Balance: A Perimenopause Journey follows award-winning filmmakers and Jain monks Sadhvi Siddhali Shree and Sadhvi Anubhuti as they chronicle their experiences with perimenopause and their quest to find women’s health experts worldwide to weigh in and help them and others. Alyssa Milano, 53, was an executive producer of Balance and shared her own story in the series, as did host and actor Jennie Mai, who also served as executive producer. The series premieres Jan. 30 on Apple TV and Amazon Prime Video.
As someone who experienced intense perimenopause symptoms that initially went undiagnosed, Milano believed in this project and wanted to help bring it to fruition. “This is really the first generation of women entering perimenopause with strong public voices, with economic power and with creative authority,” she told AARP recently in a virtual interview. “We’re far less willing to disappear quietly.” It was Milano’s third collaboration with the filmmakers (previous projects included the 2022 documentary Surviving Sex Trafficking and 2023’s For the Animals: A Dogumentary).

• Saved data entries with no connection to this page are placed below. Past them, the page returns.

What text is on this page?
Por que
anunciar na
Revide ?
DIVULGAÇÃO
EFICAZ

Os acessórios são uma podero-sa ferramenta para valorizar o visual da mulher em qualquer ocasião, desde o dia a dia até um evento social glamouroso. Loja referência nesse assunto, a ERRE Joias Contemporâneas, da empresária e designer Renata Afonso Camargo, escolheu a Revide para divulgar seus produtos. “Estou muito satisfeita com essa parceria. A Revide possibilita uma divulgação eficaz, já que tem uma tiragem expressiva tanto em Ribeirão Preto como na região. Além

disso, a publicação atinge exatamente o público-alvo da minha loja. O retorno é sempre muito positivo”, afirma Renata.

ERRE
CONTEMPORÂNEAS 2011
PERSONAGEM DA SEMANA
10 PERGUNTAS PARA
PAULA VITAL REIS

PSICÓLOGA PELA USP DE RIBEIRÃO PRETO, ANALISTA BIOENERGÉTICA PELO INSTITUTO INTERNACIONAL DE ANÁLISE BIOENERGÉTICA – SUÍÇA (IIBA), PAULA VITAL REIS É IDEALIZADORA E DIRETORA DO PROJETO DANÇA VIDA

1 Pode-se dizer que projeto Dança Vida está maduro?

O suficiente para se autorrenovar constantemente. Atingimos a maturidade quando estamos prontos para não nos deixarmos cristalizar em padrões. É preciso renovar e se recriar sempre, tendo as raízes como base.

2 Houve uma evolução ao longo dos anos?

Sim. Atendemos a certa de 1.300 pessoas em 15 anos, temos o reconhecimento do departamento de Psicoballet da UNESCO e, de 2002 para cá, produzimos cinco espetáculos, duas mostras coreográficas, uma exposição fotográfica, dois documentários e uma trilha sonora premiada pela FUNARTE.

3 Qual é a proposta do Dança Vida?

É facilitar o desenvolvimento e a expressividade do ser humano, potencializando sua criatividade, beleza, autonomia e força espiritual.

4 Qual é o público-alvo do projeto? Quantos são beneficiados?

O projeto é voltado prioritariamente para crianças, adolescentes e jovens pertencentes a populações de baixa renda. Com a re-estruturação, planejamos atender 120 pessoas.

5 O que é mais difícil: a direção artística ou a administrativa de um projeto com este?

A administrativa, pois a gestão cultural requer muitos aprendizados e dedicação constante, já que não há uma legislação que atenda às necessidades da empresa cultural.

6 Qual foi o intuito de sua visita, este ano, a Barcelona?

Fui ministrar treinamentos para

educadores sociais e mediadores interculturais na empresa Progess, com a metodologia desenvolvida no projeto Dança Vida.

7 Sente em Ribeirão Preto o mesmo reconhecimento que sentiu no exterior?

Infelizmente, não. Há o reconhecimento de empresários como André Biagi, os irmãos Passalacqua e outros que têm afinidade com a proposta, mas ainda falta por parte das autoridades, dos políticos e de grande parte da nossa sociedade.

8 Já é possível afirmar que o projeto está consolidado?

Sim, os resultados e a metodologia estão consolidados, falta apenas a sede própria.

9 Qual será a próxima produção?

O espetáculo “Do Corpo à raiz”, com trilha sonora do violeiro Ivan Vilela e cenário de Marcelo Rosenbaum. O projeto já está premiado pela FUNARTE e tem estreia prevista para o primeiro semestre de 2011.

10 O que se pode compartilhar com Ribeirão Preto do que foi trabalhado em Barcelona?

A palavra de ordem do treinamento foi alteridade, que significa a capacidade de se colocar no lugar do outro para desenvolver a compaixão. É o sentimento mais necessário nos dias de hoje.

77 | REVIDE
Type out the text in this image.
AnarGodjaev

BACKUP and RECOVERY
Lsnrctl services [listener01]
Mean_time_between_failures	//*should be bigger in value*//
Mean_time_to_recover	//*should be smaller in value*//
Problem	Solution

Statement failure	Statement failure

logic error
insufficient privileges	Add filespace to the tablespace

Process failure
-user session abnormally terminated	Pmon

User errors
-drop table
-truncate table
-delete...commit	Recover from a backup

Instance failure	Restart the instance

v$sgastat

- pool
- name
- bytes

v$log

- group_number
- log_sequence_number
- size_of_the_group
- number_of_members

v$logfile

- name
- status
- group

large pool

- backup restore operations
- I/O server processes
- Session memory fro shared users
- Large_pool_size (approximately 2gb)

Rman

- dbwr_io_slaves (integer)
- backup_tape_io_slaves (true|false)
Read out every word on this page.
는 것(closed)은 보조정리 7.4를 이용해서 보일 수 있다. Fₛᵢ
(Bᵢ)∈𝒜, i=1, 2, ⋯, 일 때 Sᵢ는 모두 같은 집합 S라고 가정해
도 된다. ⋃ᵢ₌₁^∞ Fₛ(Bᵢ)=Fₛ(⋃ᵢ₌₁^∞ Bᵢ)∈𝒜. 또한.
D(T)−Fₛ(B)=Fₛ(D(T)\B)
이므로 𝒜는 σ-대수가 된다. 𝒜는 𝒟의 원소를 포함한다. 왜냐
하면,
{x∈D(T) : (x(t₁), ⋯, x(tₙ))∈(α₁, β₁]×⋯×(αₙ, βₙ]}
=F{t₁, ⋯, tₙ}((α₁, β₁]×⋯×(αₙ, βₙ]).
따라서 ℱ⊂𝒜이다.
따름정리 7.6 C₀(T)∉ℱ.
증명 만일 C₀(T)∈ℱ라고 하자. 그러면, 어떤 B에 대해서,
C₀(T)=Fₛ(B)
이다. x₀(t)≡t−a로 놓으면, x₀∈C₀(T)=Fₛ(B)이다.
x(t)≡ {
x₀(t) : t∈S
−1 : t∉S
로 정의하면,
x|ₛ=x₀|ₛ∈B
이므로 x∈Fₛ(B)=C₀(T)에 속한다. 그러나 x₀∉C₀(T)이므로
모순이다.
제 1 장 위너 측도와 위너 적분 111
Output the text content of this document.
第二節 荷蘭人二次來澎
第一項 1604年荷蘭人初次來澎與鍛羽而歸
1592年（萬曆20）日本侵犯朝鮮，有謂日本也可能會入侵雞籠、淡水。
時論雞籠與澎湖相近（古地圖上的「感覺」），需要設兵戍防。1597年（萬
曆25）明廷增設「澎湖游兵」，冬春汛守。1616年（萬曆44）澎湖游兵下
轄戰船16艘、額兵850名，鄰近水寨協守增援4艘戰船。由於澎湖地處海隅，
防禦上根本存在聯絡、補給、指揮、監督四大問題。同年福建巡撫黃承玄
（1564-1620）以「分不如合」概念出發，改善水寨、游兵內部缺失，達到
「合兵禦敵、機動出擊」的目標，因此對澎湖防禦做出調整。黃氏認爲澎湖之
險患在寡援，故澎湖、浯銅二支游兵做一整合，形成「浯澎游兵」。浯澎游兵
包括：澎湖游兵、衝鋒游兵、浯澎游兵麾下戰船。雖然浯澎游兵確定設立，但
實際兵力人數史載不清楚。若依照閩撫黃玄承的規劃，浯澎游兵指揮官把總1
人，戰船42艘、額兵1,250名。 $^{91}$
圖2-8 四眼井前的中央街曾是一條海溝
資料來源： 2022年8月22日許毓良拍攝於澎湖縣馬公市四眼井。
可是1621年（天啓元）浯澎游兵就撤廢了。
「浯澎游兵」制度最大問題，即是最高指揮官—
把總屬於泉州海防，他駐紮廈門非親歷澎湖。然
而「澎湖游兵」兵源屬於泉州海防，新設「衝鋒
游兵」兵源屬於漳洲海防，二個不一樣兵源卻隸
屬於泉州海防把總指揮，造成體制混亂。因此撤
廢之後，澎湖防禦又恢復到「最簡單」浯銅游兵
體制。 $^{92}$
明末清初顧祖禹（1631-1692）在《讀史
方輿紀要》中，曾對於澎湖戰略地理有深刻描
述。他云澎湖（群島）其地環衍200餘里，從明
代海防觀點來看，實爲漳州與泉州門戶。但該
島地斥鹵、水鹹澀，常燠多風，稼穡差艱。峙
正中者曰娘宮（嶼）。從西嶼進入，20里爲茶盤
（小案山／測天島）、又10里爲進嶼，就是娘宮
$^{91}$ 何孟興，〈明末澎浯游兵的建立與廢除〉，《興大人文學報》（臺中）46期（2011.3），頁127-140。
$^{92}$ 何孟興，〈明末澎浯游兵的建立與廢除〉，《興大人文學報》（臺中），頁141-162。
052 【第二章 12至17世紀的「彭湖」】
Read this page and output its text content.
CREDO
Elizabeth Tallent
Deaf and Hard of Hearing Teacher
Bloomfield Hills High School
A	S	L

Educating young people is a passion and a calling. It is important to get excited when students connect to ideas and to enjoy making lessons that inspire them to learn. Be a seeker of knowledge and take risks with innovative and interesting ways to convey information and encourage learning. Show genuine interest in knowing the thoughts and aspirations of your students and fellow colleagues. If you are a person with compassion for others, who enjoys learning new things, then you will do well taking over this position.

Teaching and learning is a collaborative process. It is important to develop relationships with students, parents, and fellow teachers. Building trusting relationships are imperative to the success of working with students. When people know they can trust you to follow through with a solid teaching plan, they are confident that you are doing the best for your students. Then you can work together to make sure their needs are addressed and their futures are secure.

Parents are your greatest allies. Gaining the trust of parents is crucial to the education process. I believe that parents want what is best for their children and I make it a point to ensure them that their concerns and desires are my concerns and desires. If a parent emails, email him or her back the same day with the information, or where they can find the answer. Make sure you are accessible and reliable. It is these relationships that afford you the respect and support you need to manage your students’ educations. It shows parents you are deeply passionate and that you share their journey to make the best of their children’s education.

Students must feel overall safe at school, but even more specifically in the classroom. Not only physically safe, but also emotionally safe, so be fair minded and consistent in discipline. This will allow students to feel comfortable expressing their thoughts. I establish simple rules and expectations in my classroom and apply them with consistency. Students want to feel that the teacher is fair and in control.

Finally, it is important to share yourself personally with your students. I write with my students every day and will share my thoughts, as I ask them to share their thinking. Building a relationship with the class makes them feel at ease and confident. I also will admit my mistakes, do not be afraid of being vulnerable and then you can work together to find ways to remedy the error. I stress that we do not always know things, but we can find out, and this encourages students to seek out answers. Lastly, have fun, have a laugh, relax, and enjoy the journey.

Here, she shares why this docuseries is so vital, and how she is thriving as a postmenopausal woman. “I have never in my life felt as powerful as I do right now,” she says.
An urgent need for visibility
Perimenopause typically lasts four to seven years (though it can go up to 14), and the average age of menopause in the United States is 51 to 52 years old. Menopause is defined as the day when it has been a year since a woman’s last period. After that, she is considered to be postmenopausal.
This phase represents a significant change that can bring on symptoms including but not limited to longer or heavier periods of bleeding, anxiety, depression, weight gain, changes in sexual desire, insomnia, hot flashes, night sweats, muscle aches and more. Still, according to many women interviewed in Balance, rather than being offered medical help when seeking treatment, they were told that those symptoms were simply a normal part of the aging process.